3. DNA Methylation: Addition of methyl groups to DNA, often leading to gene repression.
4. X-chromosome Inactivation: A process in female mammals to equalize gene dosage by randomly inactivating one of the X chromosomes.
5. Histone Modifications:
- Acetylation: Typically associated with active transcription, opens up chromatin structure.
- Methylation: Can either activate or repress transcription, depending on the context.
- Phosphorylation: Modulates histone interactions with DNA and can impact transcriptional activation or repression.
1. Chromatin-Remodeling Complexes: Complexes that alter chromatin structure, allowing transcription factors access to DNA.
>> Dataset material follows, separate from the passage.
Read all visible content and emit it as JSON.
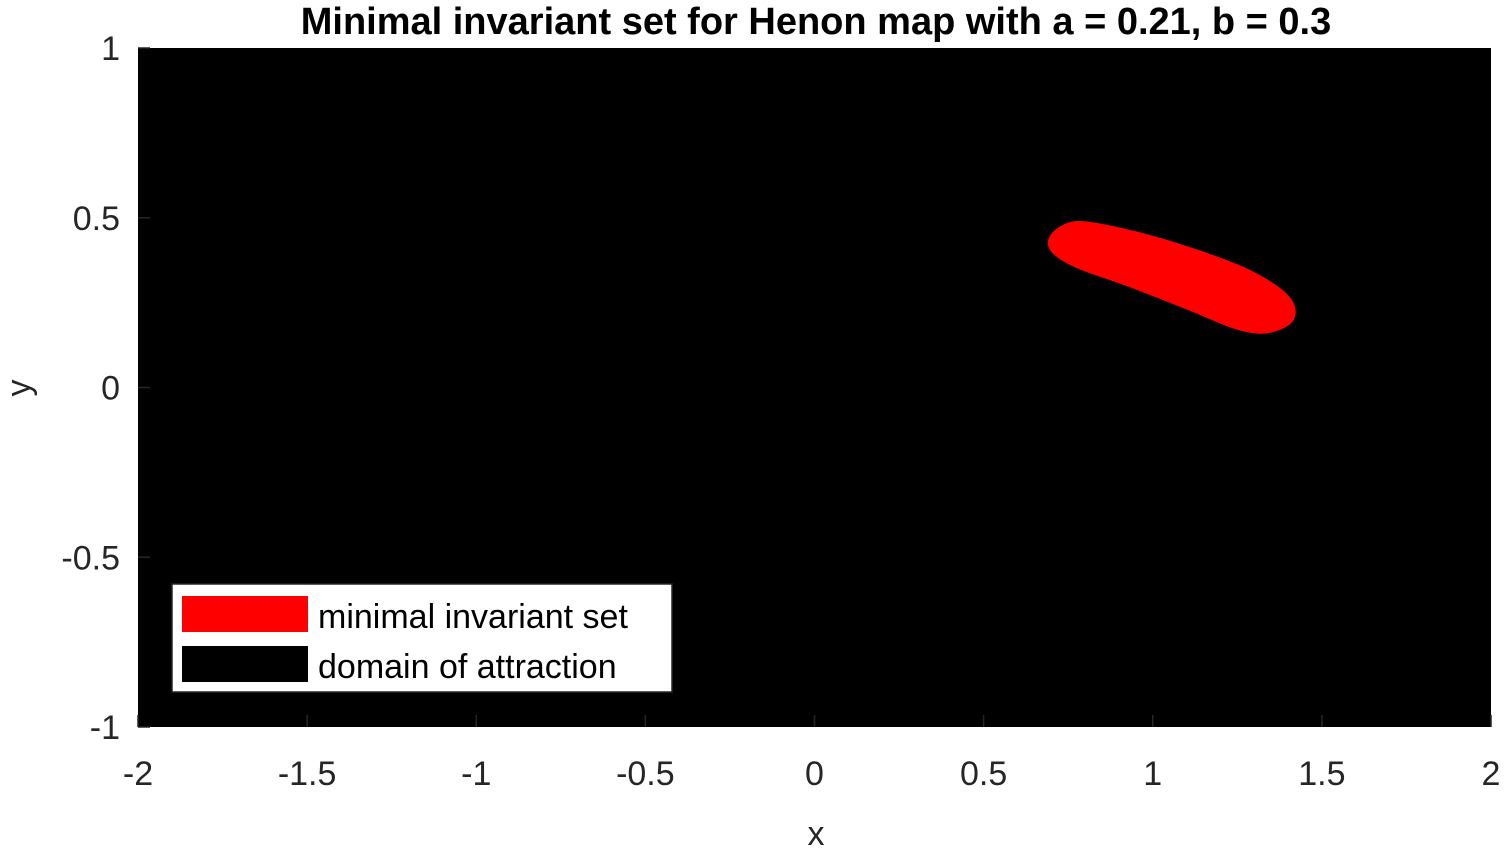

2. ATP-dependent Chromatin Remodeling Factors: Use ATP hydrolysis to move nucleosomes along DNA, facilitating gene activation.

IX. Gene Regulation: Post-Transcriptional Regulation

Roles of Various Small RNAs:
1. miRNA (MicroRNA): Small RNA molecules that regulate gene expression by targeting mRNA for degradation or repression when bound to the RNA-induced silencing complex (RISC).
- RNA-induced Silencing Complex (RISC): A multi-protein complex that mediates gene silencing.
1. siRNA (Small Interfering RNA): Small RNA fragments that also target mRNA for degradation through RISC; involved in RNA interference.
- Dicer: An enzyme that processes long double-stranded RNA into siRNA.
- RISC: Processes the siRNA to bind and degrade complementary mRNA.
Alternative Splicing: A regulated process that allows for the generation of diverse protein isoforms from a single gene, often tissue-specific.
RNA Editing: A process that alters nucleotide sequences of RNA transcripts after transcription.
mRNA Degradation: Mechanisms that control mRNA stability, influencing protein production rates, vital in transgenic plants for gene regulation.